Итак, раздел «Стихи на войне». Состоящий из нескольких глав-очерков, он тематически, жанрово, интонационно разнообразен. В главе «Память поэзии» предпринята попытка проследить, как по-новому зазвучала в военную пору русская и советская поэтическая классика, какие неожиданные пласты и грани обнаружила она в этом грозном и героическом контексте. Как писал в начале Великой Отечественной войны Антокольский о Державине (а в сущности, и о классике вообще), сражающаяся против фашизма страна почувствовала в «давно отзвучавшем голосе интонации, могущие ожить и сегодня» (стр. 15). Автор, опираясь на военную периодику и современную мемуаристику, приводит множество примеров такого рода. Мы узнаем, как защитники предмостного укрепления Ленинграда слушали патриотическое послание Батюшкова; как с новой силой зазвучали в 1941 году стихи Полонского; как современником вошел в сознание фронтовиков Лермонтов; как звучали в те годы по центральному радио Маяковский, Блок, Багрицкий, «протянувшие живую руку помощи своему народу именно в тот момент, когда он более всего в ней нуждался» (стр. 17).

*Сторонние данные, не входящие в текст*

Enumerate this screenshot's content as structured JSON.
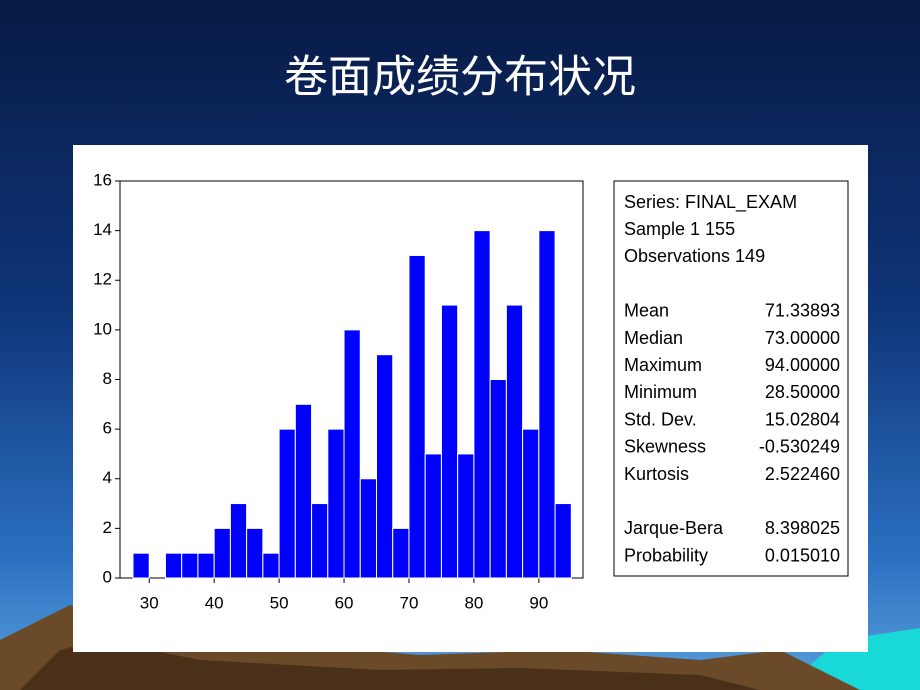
{
  "title": "卷面成绩分布状况",
  "chart_data": {
    "type": "histogram",
    "bins": [
      27.5,
      30,
      32.5,
      35,
      37.5,
      40,
      42.5,
      45,
      47.5,
      50,
      52.5,
      55,
      57.5,
      60,
      62.5,
      65,
      67.5,
      70,
      72.5,
      75,
      77.5,
      80,
      82.5,
      85,
      87.5,
      90,
      92.5,
      95
    ],
    "values": [
      1,
      0,
      1,
      1,
      1,
      2,
      3,
      2,
      1,
      6,
      7,
      3,
      6,
      10,
      4,
      9,
      2,
      13,
      5,
      11,
      5,
      14,
      8,
      11,
      6,
      14,
      3
    ],
    "color": "#0000ff",
    "xlim": [
      25.5,
      96.8
    ],
    "xticks": [
      30,
      40,
      50,
      60,
      70,
      80,
      90
    ],
    "ylim": [
      0,
      16
    ],
    "yticks": [
      0,
      2,
      4,
      6,
      8,
      10,
      12,
      14,
      16
    ]
  },
  "stats_box": {
    "lines": [
      "Series: FINAL_EXAM",
      "Sample 1 155",
      "Observations 149"
    ],
    "descriptive": [
      [
        "Mean",
        "71.33893"
      ],
      [
        "Median",
        "73.00000"
      ],
      [
        "Maximum",
        "94.00000"
      ],
      [
        "Minimum",
        "28.50000"
      ],
      [
        "Std. Dev.",
        "15.02804"
      ],
      [
        "Skewness",
        "-0.530249"
      ],
      [
        "Kurtosis",
        "2.522460"
      ]
    ],
    "tests": [
      [
        "Jarque-Bera",
        "8.398025"
      ],
      [
        "Probability",
        "0.015010"
      ]
    ]
  }
}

Эта же тема – новая жизнь поэтической классики в годы Великой Отечественной войны – решается в книге А. Павловского и на более глубинном уровне: критик исследует идейно-стилистическое движение «военной поэзии» навстречу определенным фольклорным и классическим традициям. На этом пути автор делает примечательные открытия. Так, весьма свежим и перспективным представляется анализ (не просто на цитатно-тематическом, а на ритмико-интонационном уровне) некрасовского воздействия на фронтовую лирику Симонова. Можно с полным основанием сказать, что утверждение А. Павловского: «советская поэзия Великой Отечественной войны представляет собой ярчайший пример необычайно живого и плодотворного взаимодействия, рождавшегося в огне боев поэтического слова с многослойным опытом предшествующей культуры» (стр. 58 – 59) – убедительно проиллюстрировано и доказано в его книге.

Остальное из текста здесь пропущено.